Turkish President Recep Tayyip Erdogan arrested hundreds of civilians nationwide, specifically Kurdish activists and politicians connected to the pro-Kurdish People’s Democratic Party (HDP) after the HDP gained more than 10 percent of the threshold vote needed to enter Parliament as a party for the first time. This threshold had been purposefully designed to prevent a Kurdish voice within parliament. Mr. Erdogan skillfully ended the peace process with the PKK to evoke Turkish nationalism with the hopes of winning the ultra-nationalist vote, another tactic used to quell the Kurdish voice.
In Iraq, Baghdad is waging what could be considered a cold war against the Kurds by cutting the annual budget of the Kurdistan Regional Government. In addition, Baghdad has prevented the flow of U.S. weapons designated for the KRG leaving the Kurds to defend the 1,050-kilometer frontline against the Islamic State with Soviet-era weapons. Baghdad’s policy towards the KRG is in violation of the Iraqi constitution and a clear indication of how Iraq continues to subjugate the Kurds. Baghdad’s policy towards its Sunni population was similarly cruel; the Sunni isolation plus Baghdad’s inability to defend its own sovereignty from the Islamic State resulted in the abandonment of the Iraqi military and the fractured unity of Iraq as a country. Iraqi Kurdistan, with its limited resources, is essentially left to fight the Islamic State alone while taking in over 2 million IDPs and refugees. Iraqi Kurdistan has attempted to stabilize the region and fund its defense through its sale of crude. Baghdad’s repeated use of legal injunctions to interfere in the process only further substantiates the Kurdish claim of subjugation.

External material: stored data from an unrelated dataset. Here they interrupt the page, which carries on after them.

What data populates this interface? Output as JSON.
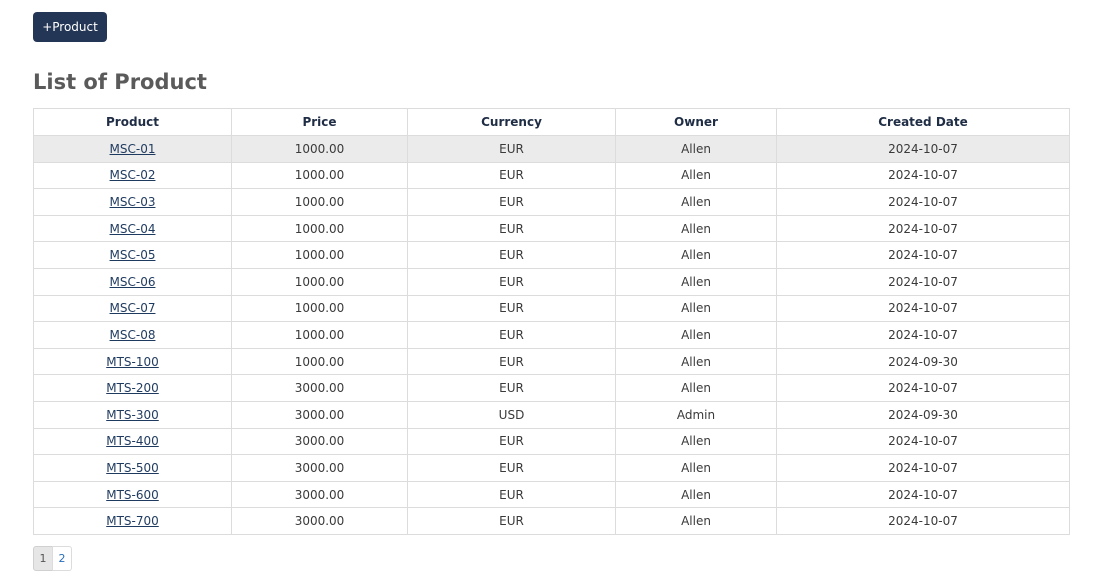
{
  "toolbar": {
    "add_label": "+Product"
  },
  "page": {
    "title": "List of Product"
  },
  "table": {
    "columns": [
      "Product",
      "Price",
      "Currency",
      "Owner",
      "Created Date"
    ],
    "rows": [
      {
        "product": "MSC-01",
        "price": "1000.00",
        "currency": "EUR",
        "owner": "Allen",
        "created": "2024-10-07"
      },
      {
        "product": "MSC-02",
        "price": "1000.00",
        "currency": "EUR",
        "owner": "Allen",
        "created": "2024-10-07"
      },
      {
        "product": "MSC-03",
        "price": "1000.00",
        "currency": "EUR",
        "owner": "Allen",
        "created": "2024-10-07"
      },
      {
        "product": "MSC-04",
        "price": "1000.00",
        "currency": "EUR",
        "owner": "Allen",
        "created": "2024-10-07"
      },
      {
        "product": "MSC-05",
        "price": "1000.00",
        "currency": "EUR",
        "owner": "Allen",
        "created": "2024-10-07"
      },
      {
        "product": "MSC-06",
        "price": "1000.00",
        "currency": "EUR",
        "owner": "Allen",
        "created": "2024-10-07"
      },
      {
        "product": "MSC-07",
        "price": "1000.00",
        "currency": "EUR",
        "owner": "Allen",
        "created": "2024-10-07"
      },
      {
        "product": "MSC-08",
        "price": "1000.00",
        "currency": "EUR",
        "owner": "Allen",
        "created": "2024-10-07"
      },
      {
        "product": "MTS-100",
        "price": "1000.00",
        "currency": "EUR",
        "owner": "Allen",
        "created": "2024-09-30"
      },
      {
        "product": "MTS-200",
        "price": "3000.00",
        "currency": "EUR",
        "owner": "Allen",
        "created": "2024-10-07"
      },
      {
        "product": "MTS-300",
        "price": "3000.00",
        "currency": "USD",
        "owner": "Admin",
        "created": "2024-09-30"
      },
      {
        "product": "MTS-400",
        "price": "3000.00",
        "currency": "EUR",
        "owner": "Allen",
        "created": "2024-10-07"
      },
      {
        "product": "MTS-500",
        "price": "3000.00",
        "currency": "EUR",
        "owner": "Allen",
        "created": "2024-10-07"
      },
      {
        "product": "MTS-600",
        "price": "3000.00",
        "currency": "EUR",
        "owner": "Allen",
        "created": "2024-10-07"
      },
      {
        "product": "MTS-700",
        "price": "3000.00",
        "currency": "EUR",
        "owner": "Allen",
        "created": "2024-10-07"
      }
    ]
  },
  "pagination": {
    "pages": [
      "1",
      "2"
    ],
    "current": "1"
  },
  "colors": {
    "button_bg": "#243655",
    "hover_row": "#ebebeb",
    "link": "#1f3a5f"
  }
}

To date, Iran exercises the most oppressive policies against its Kurdish population. Kurds have no constitutional rights in Iran. Every attempt to establish Kurdish representation within Iran has lead to the death and disappearance of prominent Kurdish political figures and activists. Islamic State gains in Iraq have opened the door for the Iranian military to intervene on behalf of the Shia population while settling in disputed areas inside Iraq and near the borders of the KRG. As if its oppressive policies towards the Kurds were not bad enough within its own country, Iran can also be seen as a direct threat to the sovereignty of the KRG.

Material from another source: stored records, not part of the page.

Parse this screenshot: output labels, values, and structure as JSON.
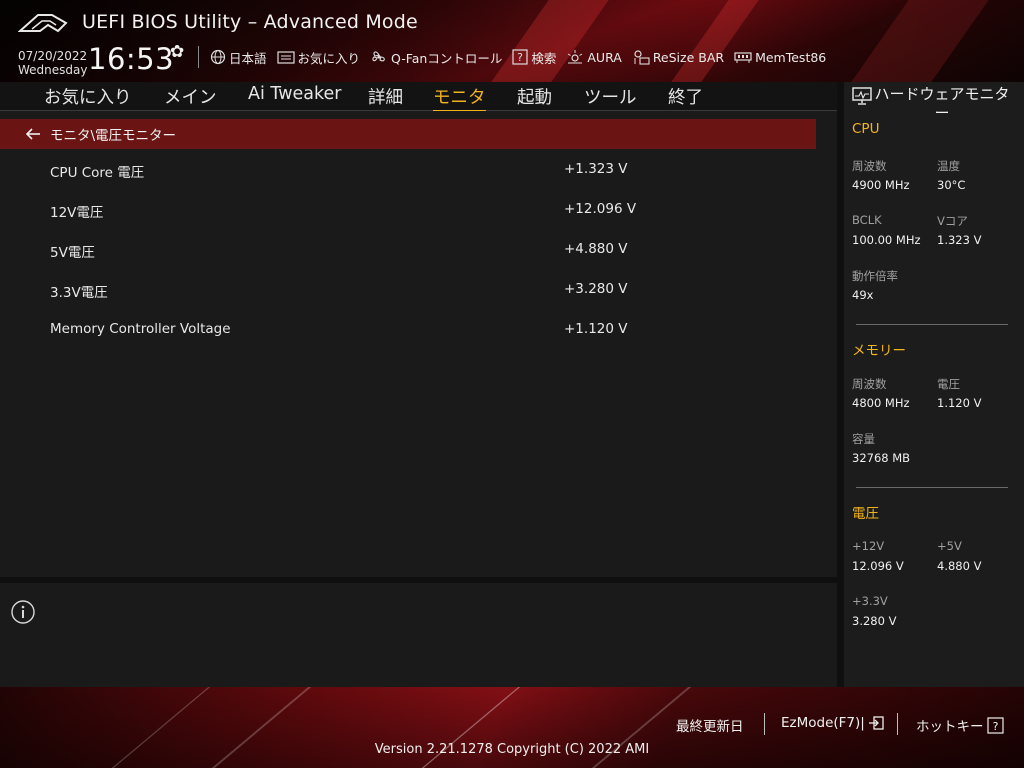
{
  "header": {
    "title": "UEFI BIOS Utility – Advanced Mode",
    "date": "07/20/2022",
    "weekday": "Wednesday",
    "time": "16:53",
    "toolbar": [
      {
        "icon": "globe-icon",
        "label": "日本語"
      },
      {
        "icon": "bookmark-icon",
        "label": "お気に入り"
      },
      {
        "icon": "fan-icon",
        "label": "Q-Fanコントロール"
      },
      {
        "icon": "help-icon",
        "label": "検索"
      },
      {
        "icon": "aura-icon",
        "label": "AURA"
      },
      {
        "icon": "resize-bar-icon",
        "label": "ReSize BAR"
      },
      {
        "icon": "memory-icon",
        "label": "MemTest86"
      }
    ]
  },
  "nav": {
    "tabs": [
      "お気に入り",
      "メイン",
      "Ai Tweaker",
      "詳細",
      "モニタ",
      "起動",
      "ツール",
      "終了"
    ],
    "active": "モニタ"
  },
  "main": {
    "breadcrumb": "モニタ\\電圧モニター",
    "rows": [
      {
        "label": "CPU Core 電圧",
        "value": "+1.323 V"
      },
      {
        "label": "12V電圧",
        "value": "+12.096 V"
      },
      {
        "label": "5V電圧",
        "value": "+4.880 V"
      },
      {
        "label": "3.3V電圧",
        "value": "+3.280 V"
      },
      {
        "label": "Memory Controller Voltage",
        "value": "+1.120 V"
      }
    ]
  },
  "hwmon": {
    "title": "ハードウェアモニター",
    "cpu": {
      "title": "CPU",
      "freq_label": "周波数",
      "freq_value": "4900 MHz",
      "temp_label": "温度",
      "temp_value": "30°C",
      "bclk_label": "BCLK",
      "bclk_value": "100.00 MHz",
      "vcore_label": "Vコア",
      "vcore_value": "1.323 V",
      "ratio_label": "動作倍率",
      "ratio_value": "49x"
    },
    "memory": {
      "title": "メモリー",
      "freq_label": "周波数",
      "freq_value": "4800 MHz",
      "volt_label": "電圧",
      "volt_value": "1.120 V",
      "cap_label": "容量",
      "cap_value": "32768 MB"
    },
    "voltage": {
      "title": "電圧",
      "v12_label": "+12V",
      "v12_value": "12.096 V",
      "v5_label": "+5V",
      "v5_value": "4.880 V",
      "v33_label": "+3.3V",
      "v33_value": "3.280 V"
    }
  },
  "footer": {
    "last_modified": "最終更新日",
    "ezmode": "EzMode(F7)|",
    "hotkeys": "ホットキー",
    "version": "Version 2.21.1278 Copyright (C) 2022 AMI"
  },
  "colors": {
    "accent": "#f2b41c",
    "breadcrumb_bg": "#6a1414",
    "brand_red": "#8e0f15"
  }
}
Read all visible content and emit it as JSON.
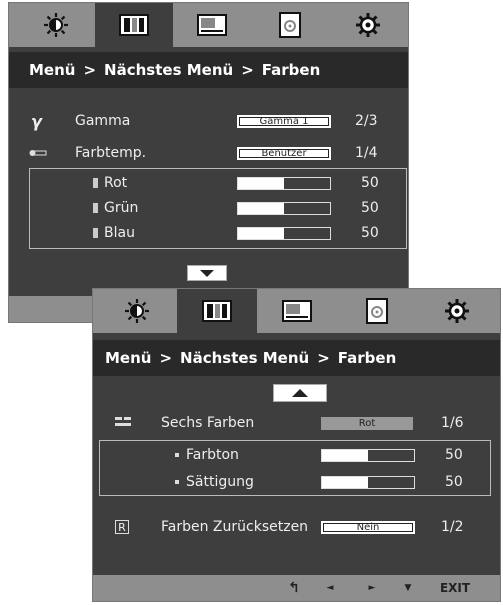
{
  "tabs": [
    {
      "icon": "brightness-icon"
    },
    {
      "icon": "color-bars-icon"
    },
    {
      "icon": "picture-icon"
    },
    {
      "icon": "sound-icon"
    },
    {
      "icon": "settings-gear-icon"
    }
  ],
  "menu1": {
    "breadcrumb": [
      "Menü",
      ">",
      "Nächstes Menü",
      ">",
      "Farben"
    ],
    "gamma": {
      "icon": "gamma-icon",
      "label": "Gamma",
      "value": "Gamma 1",
      "count": "2/3"
    },
    "farbtemp": {
      "icon": "thermometer-icon",
      "label": "Farbtemp.",
      "value": "Benutzer",
      "count": "1/4"
    },
    "rgb": [
      {
        "label": "Rot",
        "value": "50",
        "level": 0.5
      },
      {
        "label": "Grün",
        "value": "50",
        "level": 0.5
      },
      {
        "label": "Blau",
        "value": "50",
        "level": 0.5
      }
    ],
    "nav": {
      "icon": "arrow-down-icon"
    }
  },
  "menu2": {
    "breadcrumb": [
      "Menü",
      ">",
      "Nächstes Menü",
      ">",
      "Farben"
    ],
    "nav": {
      "icon": "arrow-up-icon"
    },
    "sechs": {
      "icon": "six-colors-icon",
      "label": "Sechs Farben",
      "value": "Rot",
      "count": "1/6"
    },
    "sub": [
      {
        "label": "Farbton",
        "value": "50",
        "level": 0.5
      },
      {
        "label": "Sättigung",
        "value": "50",
        "level": 0.5
      }
    ],
    "reset": {
      "icon": "reset-r-icon",
      "label": "Farben Zurücksetzen",
      "value": "Nein",
      "count": "1/2"
    },
    "footer": [
      {
        "icon": "back-icon",
        "label": "↰"
      },
      {
        "icon": "left-arrow-icon",
        "label": "◄"
      },
      {
        "icon": "right-arrow-icon",
        "label": "►"
      },
      {
        "icon": "down-arrow-icon",
        "label": "▼"
      },
      {
        "label": "EXIT"
      }
    ]
  },
  "colors": {
    "panel": "#3e3e3e",
    "tabbar": "#8e8e8e",
    "crumb": "#292929"
  }
}
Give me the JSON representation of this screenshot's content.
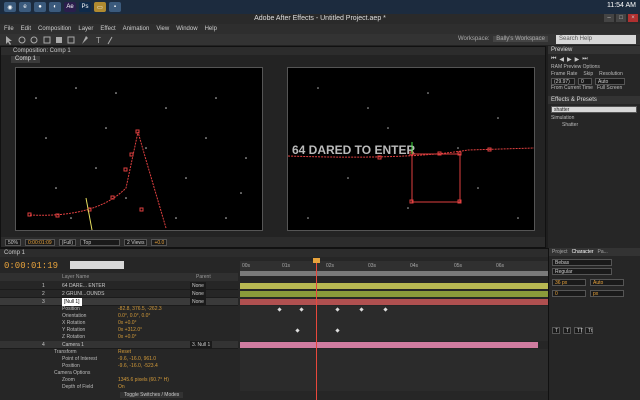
{
  "taskbar": {
    "clock": "11:54 AM",
    "icons": [
      "start-icon",
      "browser-icon",
      "chrome-icon",
      "firefox-icon",
      "ae-icon",
      "ps-icon",
      "folder-icon",
      "app-icon"
    ]
  },
  "window": {
    "title": "Adobe After Effects - Untitled Project.aep *"
  },
  "menu": [
    "File",
    "Edit",
    "Composition",
    "Layer",
    "Effect",
    "Animation",
    "View",
    "Window",
    "Help"
  ],
  "toolbar": {
    "workspace_label": "Workspace:",
    "workspace_value": "Bally's Workspace",
    "search_placeholder": "Search Help"
  },
  "composition": {
    "header": "Composition: Comp 1",
    "tab": "Comp 1",
    "title_text": "64 DARED TO ENTER",
    "footer": {
      "time": "0:00:01:09",
      "resolution": "(Full)",
      "view": "Top",
      "views": "2 Views",
      "exposure": "+0.0"
    }
  },
  "preview": {
    "header": "Preview",
    "ram_options": "RAM Preview Options",
    "frame_rate_label": "Frame Rate",
    "skip_label": "Skip",
    "resolution_label": "Resolution",
    "frame_rate": "(29.97)",
    "skip": "0",
    "resolution": "Auto",
    "from_current": "From Current Time",
    "full_screen": "Full Screen"
  },
  "effects": {
    "header": "Effects & Presets",
    "search_value": "shatter",
    "category": "Simulation",
    "item": "Shatter"
  },
  "timeline": {
    "tab": "Comp 1",
    "time": "0:00:01:19",
    "col_layer": "Layer Name",
    "col_parent": "Parent",
    "ruler": [
      "00s",
      "01s",
      "02s",
      "03s",
      "04s",
      "05s",
      "06s"
    ],
    "layers": [
      {
        "num": "1",
        "name": "64 DARE... ENTER",
        "parent": "None",
        "color": "#c8c85a"
      },
      {
        "num": "2",
        "name": "2 GRUNI...OUNDS",
        "parent": "None",
        "color": "#c8c85a"
      },
      {
        "num": "3",
        "name": "[Null 1]",
        "parent": "None",
        "color": "#c85a5a"
      },
      {
        "num": "4",
        "name": "Camera 1",
        "parent": "3. Null 1",
        "color": "#d07ca0"
      }
    ],
    "props_null": [
      {
        "name": "Position",
        "value": "-82.8, 376.5, -262.3"
      },
      {
        "name": "Orientation",
        "value": "0.0°, 0.0°, 0.0°"
      },
      {
        "name": "X Rotation",
        "value": "0x +0.0°"
      },
      {
        "name": "Y Rotation",
        "value": "0x +312.0°"
      },
      {
        "name": "Z Rotation",
        "value": "0x +0.0°"
      }
    ],
    "camera": {
      "transform": "Transform",
      "reset": "Reset",
      "poi_label": "Point of Interest",
      "poi": "-9.6, -16.0, 961.0",
      "pos_label": "Position",
      "pos": "-9.6, -16.0, -523.4",
      "options": "Camera Options",
      "zoom_label": "Zoom",
      "zoom": "1345.6 pixels (60.7° H)",
      "dof_label": "Depth of Field",
      "dof": "On"
    },
    "toggle": "Toggle Switches / Modes"
  },
  "character": {
    "tabs": [
      "Project",
      "Character",
      "Pa..."
    ],
    "font": "Bebas",
    "style": "Regular",
    "size": "36 px",
    "tracking": "Auto",
    "kerning": "0",
    "leading": "px"
  }
}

Today, the Kurds are amongst the most progressive and democratic people in the Middle East. A century of subjugation has compelled the Kurds to implement democracy beyond the criteria of race, ethnicity, race or gender.
Partitioned into four other countries, the Kurds were expected to assimilate and relinquish their own identity through varying policies of subjugation. Fortunately for my people, our spirit and nationalism could never be subjugated to such a degree. We should be viewed as a model of stability in a very unstable region rather than a threat to the national sovereignties of the countries in which we reside. Like any other ethnicity in the world, we deserve a homeland of our own. Given today’s geopolitical climate in the Middle East its due time we reconsider the artificial borders that have separated my people and instead create countries based on natural borders of identity.
• Hemin Qazi is director of business development for Kurdistan 24 News.